Native Species Unlimited perhaps?
I have had more encounters with ignorant anglers killing spawning natives this year then ever. When I put my cards down on the table with the offending angler the answer is always, "I thought we had to kill them."
I always take the time to try and make a friend out of these people by explaining them the virtues of naturalism and ecosystem biodiversity prior to saying my good byes. Some agree to return the fish to the water voluntarily. Other experiences have required me to cite Minnesota’s wanton waste laws and threatening a call to the game warden.
While on an annual visit to the MNDNR’s Lanesboro Trout hatchery a few years ago I was dissapointed to find that someone had left scores of dead White Suckers on the bank along Duschee Creek direclty adjancent to the gate over the creek that you must drive over to enter the hatchery. A blatant wonton waste offense just outside of a state run hatchery.
I do feel anxiety that it may be too late in certain instances for native sepcies however if we can "restore" German Brown Trout habitat in the Driftless area, spread their range by hundreds of stream miles, and increase the population density 10 fold, then we can certainly restore degraded native species spawning beds. Further, if we can specially regulate and license anglers seeking German Browns and Ganaraska Rainbows then we can certainly specially regulate and license native species anglers.

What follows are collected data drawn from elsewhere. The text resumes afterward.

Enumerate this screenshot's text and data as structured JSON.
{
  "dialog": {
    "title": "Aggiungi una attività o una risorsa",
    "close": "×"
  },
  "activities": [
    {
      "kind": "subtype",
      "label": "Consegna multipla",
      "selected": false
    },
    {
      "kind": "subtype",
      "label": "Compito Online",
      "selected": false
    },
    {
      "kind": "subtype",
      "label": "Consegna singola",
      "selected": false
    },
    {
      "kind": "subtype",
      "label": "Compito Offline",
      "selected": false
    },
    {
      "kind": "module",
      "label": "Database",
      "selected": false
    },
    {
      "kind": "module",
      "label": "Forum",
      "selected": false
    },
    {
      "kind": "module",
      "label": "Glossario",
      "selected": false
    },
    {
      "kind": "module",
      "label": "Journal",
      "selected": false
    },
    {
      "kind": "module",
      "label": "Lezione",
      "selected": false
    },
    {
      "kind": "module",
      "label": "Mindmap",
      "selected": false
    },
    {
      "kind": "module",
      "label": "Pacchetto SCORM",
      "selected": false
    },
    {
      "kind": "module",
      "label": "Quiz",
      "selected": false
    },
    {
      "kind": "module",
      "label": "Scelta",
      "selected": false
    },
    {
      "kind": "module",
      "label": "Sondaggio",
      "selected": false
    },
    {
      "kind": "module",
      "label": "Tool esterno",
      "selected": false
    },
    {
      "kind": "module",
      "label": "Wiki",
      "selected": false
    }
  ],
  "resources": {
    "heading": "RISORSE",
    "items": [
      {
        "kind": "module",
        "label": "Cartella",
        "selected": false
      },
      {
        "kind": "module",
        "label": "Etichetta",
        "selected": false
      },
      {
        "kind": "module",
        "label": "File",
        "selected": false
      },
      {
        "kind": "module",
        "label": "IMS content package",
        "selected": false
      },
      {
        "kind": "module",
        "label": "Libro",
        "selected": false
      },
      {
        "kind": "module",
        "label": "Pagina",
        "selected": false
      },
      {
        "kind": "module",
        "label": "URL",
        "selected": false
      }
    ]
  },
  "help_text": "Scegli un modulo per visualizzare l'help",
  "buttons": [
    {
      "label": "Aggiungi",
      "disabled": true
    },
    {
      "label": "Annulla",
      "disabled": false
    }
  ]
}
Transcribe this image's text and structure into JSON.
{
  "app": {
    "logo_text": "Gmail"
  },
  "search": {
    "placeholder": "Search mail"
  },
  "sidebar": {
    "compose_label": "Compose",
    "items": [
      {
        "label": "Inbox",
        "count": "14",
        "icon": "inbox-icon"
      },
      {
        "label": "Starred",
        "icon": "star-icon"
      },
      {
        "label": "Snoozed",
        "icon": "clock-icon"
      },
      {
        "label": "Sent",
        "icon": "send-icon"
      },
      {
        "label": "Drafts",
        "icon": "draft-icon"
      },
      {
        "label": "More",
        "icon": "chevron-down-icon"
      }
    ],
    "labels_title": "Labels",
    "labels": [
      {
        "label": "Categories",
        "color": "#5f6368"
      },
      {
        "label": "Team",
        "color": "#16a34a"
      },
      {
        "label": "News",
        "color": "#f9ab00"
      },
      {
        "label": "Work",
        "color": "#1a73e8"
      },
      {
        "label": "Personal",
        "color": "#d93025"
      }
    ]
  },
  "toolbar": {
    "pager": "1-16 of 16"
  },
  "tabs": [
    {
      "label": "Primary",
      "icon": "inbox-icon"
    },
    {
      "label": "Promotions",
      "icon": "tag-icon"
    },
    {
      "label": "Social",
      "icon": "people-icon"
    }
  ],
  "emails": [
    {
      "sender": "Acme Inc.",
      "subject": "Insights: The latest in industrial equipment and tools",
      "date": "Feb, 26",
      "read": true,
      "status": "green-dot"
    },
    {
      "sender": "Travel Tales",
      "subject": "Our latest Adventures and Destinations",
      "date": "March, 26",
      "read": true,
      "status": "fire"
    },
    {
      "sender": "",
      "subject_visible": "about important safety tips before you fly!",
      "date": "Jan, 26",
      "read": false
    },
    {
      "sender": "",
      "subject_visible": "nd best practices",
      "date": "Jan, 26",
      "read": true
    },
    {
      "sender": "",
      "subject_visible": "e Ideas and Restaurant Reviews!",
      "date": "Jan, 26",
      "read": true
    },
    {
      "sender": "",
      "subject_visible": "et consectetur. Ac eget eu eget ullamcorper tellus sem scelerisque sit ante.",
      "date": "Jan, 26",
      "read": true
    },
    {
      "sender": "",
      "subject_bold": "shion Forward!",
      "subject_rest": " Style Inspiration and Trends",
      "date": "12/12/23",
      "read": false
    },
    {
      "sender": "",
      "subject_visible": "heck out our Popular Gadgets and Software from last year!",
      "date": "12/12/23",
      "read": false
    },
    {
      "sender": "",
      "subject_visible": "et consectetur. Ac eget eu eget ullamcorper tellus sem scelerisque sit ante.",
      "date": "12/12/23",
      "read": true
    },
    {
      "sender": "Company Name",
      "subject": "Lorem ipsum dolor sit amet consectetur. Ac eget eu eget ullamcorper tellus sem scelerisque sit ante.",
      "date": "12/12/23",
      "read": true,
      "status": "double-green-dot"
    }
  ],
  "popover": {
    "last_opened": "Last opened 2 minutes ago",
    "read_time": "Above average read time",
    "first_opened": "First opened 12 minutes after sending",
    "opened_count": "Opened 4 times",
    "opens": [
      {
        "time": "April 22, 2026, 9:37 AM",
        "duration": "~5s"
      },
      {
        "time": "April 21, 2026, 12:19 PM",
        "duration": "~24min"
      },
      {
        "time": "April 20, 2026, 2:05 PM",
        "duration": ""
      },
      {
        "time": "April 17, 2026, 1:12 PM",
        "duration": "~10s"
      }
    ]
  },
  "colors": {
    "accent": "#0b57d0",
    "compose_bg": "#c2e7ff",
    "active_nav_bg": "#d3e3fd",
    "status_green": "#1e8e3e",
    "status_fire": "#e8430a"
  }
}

This is but an example, I do not believe that special licensing is the bottom line however I am passionate about an educative component being instituted to fishing license applicants in order to participate in the activity. A "rod" license if you will.
I do not believe that it should be something that anyone can just go to the store and buy without a bit of a Q + A. In my mind it is sound pedagogy in order to further protect and enhance our waterways sensitive and often threatened bio diversity.
This could be but a start to end fish species ignorance and segragration. Its a fight that will take many years in order to reverse the common rhetoric to one that is more correct for Mother Nature.
Many ecologists have understood for years that you want to kill all the non-native species in order to protect the environment and restore the biodiversity. They further understand that this process needs to be gradual in order to maintain the senstive carrying capacity of the eco-system. This may include special management considerations for non-natives as part of a long term program to inihibit their habituation. You’ve just got to ask yourself if you would rather see a field of Dandelions or a field of Coneflowers and "Do you want your children and grand children growing up describing pheasants as natives?"
I suggest and encourage all anglers to understand the impact that one individual can have on an ecosystem by understanding as much of it as possible.